When it comes to the energy sector, Chevron (CVX -0.03%) is probably one of the most boring companies you can find. And that's actually a huge selling point today, since energy prices have already rebounded strongly from their low point during the darkest days of the coronavirus pandemic in 2020. Here's why this integrated energy giant should be on your short list if you are looking at buying shares of an oil company today.

1. A little up, a little down

The energy sector is highly cyclical, with often dramatic oil and natural gas price moves leading to equally shocking stock price moves for industry participants. That's not good or bad, it just is. However, if you don't take this fact into consideration when investing in an energy stock, you are likely to be surprised when the tides inevitably turn. 

Right now oil and natural gas prices are relatively high, so a lot of energy companies look like rock stars. If history is any guide, that won't last forever, and you'll want to own a stock like Chevron that tends to be less volatile over time. Sure, that means it won't participate as much on the upside, but saving yourself from huge losses can easily make up for that. 

A comparison will help. Kosmos Energy (KOS -0.52%), a small offshore oil driller, is up around 4% since the start of 2020. Chevron is up 28%. That period, however, saw a pandemic-period decline of around 90% in Kosmos Energy's shares followed by a price increase of more than 430%. Chevron's decline was big, at around 50%, but that's a far cry from 90% and clearly helped it outperform its smaller peer over the total time frame despite a more muted 85% upside performance. Sometimes slow and steady really does win the race.

KOS Chart

KOS data by YCharts

2. Something to lean on

One of the keys to Chevron's long-term success is its conservative approach. That starts with its integrated business model, which includes oil and natural  gas production, midstream assets like pipelines, processing and refining businesses, and, of course, gas stations that dispense fuel to end customers. Essentially, it's diversified across almost the entire energy industry value chain.

Although oil and natural gas prices are the main driver of performance, some areas of the business (specifically refining) tend to benefit from low energy prices. So there's something to offset the pain of low commodity prices. This, however, is just part of the story.

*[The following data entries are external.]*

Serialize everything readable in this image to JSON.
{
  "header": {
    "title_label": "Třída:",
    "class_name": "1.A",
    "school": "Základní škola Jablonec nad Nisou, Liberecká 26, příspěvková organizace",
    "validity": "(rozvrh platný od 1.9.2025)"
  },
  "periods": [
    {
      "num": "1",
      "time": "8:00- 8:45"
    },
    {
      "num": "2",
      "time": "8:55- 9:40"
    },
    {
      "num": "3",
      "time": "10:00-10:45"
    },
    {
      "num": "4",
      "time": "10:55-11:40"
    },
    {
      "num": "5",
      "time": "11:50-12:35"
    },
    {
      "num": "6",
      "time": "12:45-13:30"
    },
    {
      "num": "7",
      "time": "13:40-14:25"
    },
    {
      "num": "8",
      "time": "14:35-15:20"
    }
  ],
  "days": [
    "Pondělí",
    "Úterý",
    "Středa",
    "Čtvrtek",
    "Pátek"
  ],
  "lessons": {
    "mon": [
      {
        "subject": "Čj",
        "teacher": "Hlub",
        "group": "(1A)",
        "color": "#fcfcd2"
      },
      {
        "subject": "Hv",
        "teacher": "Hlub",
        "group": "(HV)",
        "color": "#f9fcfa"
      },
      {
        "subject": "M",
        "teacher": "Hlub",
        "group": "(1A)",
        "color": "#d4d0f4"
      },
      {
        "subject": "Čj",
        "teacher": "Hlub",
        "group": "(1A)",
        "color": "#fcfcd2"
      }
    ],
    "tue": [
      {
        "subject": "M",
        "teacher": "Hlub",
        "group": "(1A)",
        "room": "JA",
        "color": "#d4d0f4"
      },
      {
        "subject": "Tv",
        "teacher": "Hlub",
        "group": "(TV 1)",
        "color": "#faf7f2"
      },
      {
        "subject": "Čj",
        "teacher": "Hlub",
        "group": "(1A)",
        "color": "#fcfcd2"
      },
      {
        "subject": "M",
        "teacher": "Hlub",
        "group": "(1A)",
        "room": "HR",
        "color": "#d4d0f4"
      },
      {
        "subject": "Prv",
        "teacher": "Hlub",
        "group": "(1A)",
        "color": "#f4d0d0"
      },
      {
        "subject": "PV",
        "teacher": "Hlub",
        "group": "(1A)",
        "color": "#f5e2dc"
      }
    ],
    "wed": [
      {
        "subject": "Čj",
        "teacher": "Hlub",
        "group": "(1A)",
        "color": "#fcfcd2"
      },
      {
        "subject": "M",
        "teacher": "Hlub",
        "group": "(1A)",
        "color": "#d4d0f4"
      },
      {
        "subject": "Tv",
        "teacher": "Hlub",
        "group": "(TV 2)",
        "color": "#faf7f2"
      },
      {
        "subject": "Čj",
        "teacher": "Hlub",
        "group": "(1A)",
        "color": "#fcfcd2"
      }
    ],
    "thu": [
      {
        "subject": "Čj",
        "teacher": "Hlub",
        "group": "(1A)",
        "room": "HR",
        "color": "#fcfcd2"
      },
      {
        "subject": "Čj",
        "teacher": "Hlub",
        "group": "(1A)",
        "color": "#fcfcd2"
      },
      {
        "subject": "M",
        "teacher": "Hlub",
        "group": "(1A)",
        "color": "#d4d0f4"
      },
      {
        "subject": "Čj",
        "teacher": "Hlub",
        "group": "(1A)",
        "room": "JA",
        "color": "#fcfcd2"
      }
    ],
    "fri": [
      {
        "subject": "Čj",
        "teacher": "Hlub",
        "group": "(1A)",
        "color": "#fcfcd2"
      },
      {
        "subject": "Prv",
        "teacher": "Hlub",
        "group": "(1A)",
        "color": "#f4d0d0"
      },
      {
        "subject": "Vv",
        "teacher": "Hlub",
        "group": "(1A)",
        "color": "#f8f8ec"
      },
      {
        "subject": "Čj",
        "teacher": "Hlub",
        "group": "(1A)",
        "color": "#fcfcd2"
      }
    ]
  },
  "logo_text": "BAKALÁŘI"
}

The company's conservative nature flows all the way through to its balance sheet. At the moment, Chevron's debt-to-equity ratio is the lowest among its closest peer group at 0.17 times. That would, in fact, be low for any company. But what it gives Chevron is the freedom to take on debt during difficult times so it can continue to invest in its business and support its dividend.

CVX Debt to Equity Ratio Chart

CVX Debt to Equity Ratio data by YCharts

3. Collecting checks

Dividends are more important than you might think. Chevron is a Dividend Aristocrat with 35 years and counting worth of annual dividend increases behind it. That's an incredible record given the ups and downs the energy sector has seen over that time span. Clearly, returning value to investors via a growing dividend is important to the company.

That, in and of itself, is a good thing. But as an investor, being able to collect a sizable dividend (the current dividend yield is around 3.6%) during periods when emotions are driving Chevron's stock lower can't be ignored. Those quarterly checks will help to keep you invested so you can benefit from the inevitable industry upturn. Remember that performance comparison with Kosmos Energy above. If you jumped out during the downturn, you would have missed the full cycle benefit of owning a company like Chevron.

Times are good, but it won't last

Chevron's earnings totaled $11.6 billion in the second quarter of 2022, up from nearly $3.1 billion a year earlier. That's a testament to just how good things are today in the energy business. Other energy companies are doing just as well, but you shouldn't expect these incredible results to last for very long. History is very clear here; a downturn will eventually arrive and push financial results, and energy shares, lower again. If you are looking at energy stocks today this is the worst-case scenario you should be preparing for with your stock picks. A conservative integrated energy giant, Chevron is probably one of the best positioned to deal with the inevitable headwinds that will come.